Agora vou assumir a minha culpa. A universidade tem poucas disciplinas para trabalhar a leitura estritamente. Parte-se do pressuposto que os alunos que chegam à universidade são leitores maduros, não precisam desenvolver a leitura. E poucas disciplinas lidam com a leitura do ponto de vista pedagógico, didático. A universidade tem que rever a formação do professor que vai trabalhar com leitura, como ensinar leitura, a metodologia. Porque, às vezes, o professor começa a treinar algumas habilidades que vai cair naquele teste, em prova. Mas não trabalha aquilo de uma forma interessante, de modo que o texto ganhe vida, desperte o gosto pela leitura, a curiosidade de saber mais, a paixão pelos livros. É aí que mora a riqueza. Eu acho que a escola afoga esses meninos com muito conteúdo e o perguntar vai ficando meio guardadinho. O professor precisa pôr o menino para pensar, fazer perguntas, tentar buscar respostas e discutir com o colega, de pensar várias respostas para a mesma coisa. Não tem o certo, o errado, mas tem o possível e o impossível, o bem argumentado e o mal argumentado. É preciso deixar de lado a velha aula expositiva em que o professor fala e os alunos ficam calados. 
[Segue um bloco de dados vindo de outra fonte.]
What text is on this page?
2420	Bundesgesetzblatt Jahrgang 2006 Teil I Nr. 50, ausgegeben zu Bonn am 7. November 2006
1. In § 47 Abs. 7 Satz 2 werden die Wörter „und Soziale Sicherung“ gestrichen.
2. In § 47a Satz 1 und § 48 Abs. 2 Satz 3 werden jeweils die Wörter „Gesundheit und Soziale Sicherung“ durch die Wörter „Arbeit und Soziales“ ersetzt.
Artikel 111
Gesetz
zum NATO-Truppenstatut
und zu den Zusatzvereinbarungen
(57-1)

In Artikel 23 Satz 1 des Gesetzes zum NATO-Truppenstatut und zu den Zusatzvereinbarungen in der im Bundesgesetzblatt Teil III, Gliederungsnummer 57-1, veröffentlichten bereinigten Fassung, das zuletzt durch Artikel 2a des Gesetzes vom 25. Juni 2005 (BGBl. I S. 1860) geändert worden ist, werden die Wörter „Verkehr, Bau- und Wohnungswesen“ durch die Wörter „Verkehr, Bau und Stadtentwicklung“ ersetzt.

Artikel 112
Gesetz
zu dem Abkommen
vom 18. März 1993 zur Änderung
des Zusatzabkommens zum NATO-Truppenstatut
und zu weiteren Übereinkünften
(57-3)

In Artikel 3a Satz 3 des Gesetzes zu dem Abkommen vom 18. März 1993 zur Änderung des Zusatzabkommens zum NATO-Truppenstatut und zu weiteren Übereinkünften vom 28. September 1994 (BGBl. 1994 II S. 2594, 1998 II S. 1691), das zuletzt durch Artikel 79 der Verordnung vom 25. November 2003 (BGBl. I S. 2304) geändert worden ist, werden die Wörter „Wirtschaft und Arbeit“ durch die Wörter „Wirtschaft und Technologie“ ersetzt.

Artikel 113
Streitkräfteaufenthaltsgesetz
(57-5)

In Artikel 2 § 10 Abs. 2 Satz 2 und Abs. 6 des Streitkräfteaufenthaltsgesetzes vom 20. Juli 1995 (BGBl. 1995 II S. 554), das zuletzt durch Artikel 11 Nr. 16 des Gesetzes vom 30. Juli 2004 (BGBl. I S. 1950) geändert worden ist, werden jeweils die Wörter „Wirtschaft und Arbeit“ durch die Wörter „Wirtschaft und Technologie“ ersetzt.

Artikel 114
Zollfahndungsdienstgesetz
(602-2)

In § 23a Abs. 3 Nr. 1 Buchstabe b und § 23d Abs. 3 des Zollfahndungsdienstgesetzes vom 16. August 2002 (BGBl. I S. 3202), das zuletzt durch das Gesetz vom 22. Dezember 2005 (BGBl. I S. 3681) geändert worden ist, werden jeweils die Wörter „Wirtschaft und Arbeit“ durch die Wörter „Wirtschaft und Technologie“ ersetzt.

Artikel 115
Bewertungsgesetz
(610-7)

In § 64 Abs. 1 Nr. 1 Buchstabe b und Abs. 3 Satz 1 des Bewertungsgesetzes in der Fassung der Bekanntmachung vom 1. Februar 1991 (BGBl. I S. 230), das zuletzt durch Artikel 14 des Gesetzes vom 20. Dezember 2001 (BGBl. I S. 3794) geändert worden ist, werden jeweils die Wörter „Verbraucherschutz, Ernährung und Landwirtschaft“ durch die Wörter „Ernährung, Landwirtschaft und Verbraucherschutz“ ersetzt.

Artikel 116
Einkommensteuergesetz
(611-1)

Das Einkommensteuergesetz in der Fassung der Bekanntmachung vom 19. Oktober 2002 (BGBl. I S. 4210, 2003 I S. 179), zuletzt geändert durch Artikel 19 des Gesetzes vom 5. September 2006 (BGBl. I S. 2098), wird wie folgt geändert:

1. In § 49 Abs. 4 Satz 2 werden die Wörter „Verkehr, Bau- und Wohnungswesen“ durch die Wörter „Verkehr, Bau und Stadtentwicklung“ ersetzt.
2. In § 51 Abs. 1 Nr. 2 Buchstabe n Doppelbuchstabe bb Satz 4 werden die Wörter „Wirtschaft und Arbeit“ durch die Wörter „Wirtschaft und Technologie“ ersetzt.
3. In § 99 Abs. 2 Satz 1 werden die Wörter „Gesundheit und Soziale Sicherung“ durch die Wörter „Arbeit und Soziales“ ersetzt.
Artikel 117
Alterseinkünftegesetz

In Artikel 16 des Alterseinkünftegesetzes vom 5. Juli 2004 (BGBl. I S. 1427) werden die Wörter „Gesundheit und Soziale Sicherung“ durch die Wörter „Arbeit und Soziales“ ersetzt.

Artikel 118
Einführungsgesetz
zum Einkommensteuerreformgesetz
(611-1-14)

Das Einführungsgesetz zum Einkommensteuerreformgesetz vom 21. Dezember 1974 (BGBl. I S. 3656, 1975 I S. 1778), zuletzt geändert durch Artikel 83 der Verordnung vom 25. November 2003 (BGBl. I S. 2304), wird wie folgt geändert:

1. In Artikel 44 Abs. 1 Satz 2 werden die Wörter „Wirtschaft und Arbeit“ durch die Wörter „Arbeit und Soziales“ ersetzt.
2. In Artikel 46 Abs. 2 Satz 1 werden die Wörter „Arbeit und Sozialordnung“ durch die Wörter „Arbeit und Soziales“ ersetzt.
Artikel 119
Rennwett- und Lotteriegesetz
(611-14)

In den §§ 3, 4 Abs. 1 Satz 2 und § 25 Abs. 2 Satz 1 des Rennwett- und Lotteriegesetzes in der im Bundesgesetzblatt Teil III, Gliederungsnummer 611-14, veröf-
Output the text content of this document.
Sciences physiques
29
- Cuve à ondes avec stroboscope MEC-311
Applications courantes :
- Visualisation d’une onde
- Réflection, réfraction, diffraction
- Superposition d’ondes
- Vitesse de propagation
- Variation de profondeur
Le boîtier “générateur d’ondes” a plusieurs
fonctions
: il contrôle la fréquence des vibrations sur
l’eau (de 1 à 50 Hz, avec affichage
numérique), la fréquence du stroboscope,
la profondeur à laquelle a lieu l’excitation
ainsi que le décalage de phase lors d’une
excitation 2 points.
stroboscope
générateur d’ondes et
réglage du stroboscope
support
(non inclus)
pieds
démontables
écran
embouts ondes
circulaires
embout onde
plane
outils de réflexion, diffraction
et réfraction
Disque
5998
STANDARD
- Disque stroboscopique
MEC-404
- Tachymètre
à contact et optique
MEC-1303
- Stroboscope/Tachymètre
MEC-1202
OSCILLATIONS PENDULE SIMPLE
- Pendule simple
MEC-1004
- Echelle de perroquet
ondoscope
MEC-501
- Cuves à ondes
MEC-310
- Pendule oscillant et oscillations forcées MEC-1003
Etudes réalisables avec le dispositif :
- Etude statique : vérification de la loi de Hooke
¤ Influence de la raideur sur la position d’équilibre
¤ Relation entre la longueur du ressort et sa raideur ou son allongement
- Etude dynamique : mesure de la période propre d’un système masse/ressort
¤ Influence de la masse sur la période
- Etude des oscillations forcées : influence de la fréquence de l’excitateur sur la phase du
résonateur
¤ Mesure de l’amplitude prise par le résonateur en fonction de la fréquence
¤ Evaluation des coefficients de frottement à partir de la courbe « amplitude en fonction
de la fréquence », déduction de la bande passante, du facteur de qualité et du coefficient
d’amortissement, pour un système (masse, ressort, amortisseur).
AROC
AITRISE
O que significa ser um bom leitor?

É uma pergunta difícil. Alguns textos são mais comuns no nosso cotidiano. Não se pode falar que tem que ser bom leitor de tudo: crônica, artigo de opinião, divulgação científica, texto de revista, jornais, livros de literatura. Muitos jovens são bons navegadores, mas não são bons leitores. Eles são bons buscadores de informação, mas quando eles acham a informação, o processamento daquela informação é muito raso, superficial. Na hora de ler com um grau de profundidade, fazer inferências, essa habilidade eles não têm, não conseguem avaliar a própria leitura. Outra coisa importante é dar um modelo de como é que se lê, fazer leitura oral com os estudantes. Como é que você lê um poema? Tem menino que lê um poema e lê uma notícia com a mesma entonação, do mesmo jeito. O professor pode levar para sala de aula um texto romântico ou um texto agressivo e perguntar para o grupo como fazer a leitura de cada um desses textos. Como é que é a entonação, a prosódia, a interpretação? Se você lê todas as personagens com a mesma voz, com a mesma entonação, não tem graça. O texto fica ruim. Agora, quando você faz aquele teatro vocal, monta a cor, o figurino, monta o som, você faz um cinema na tua cabeça. É uma outra coisa.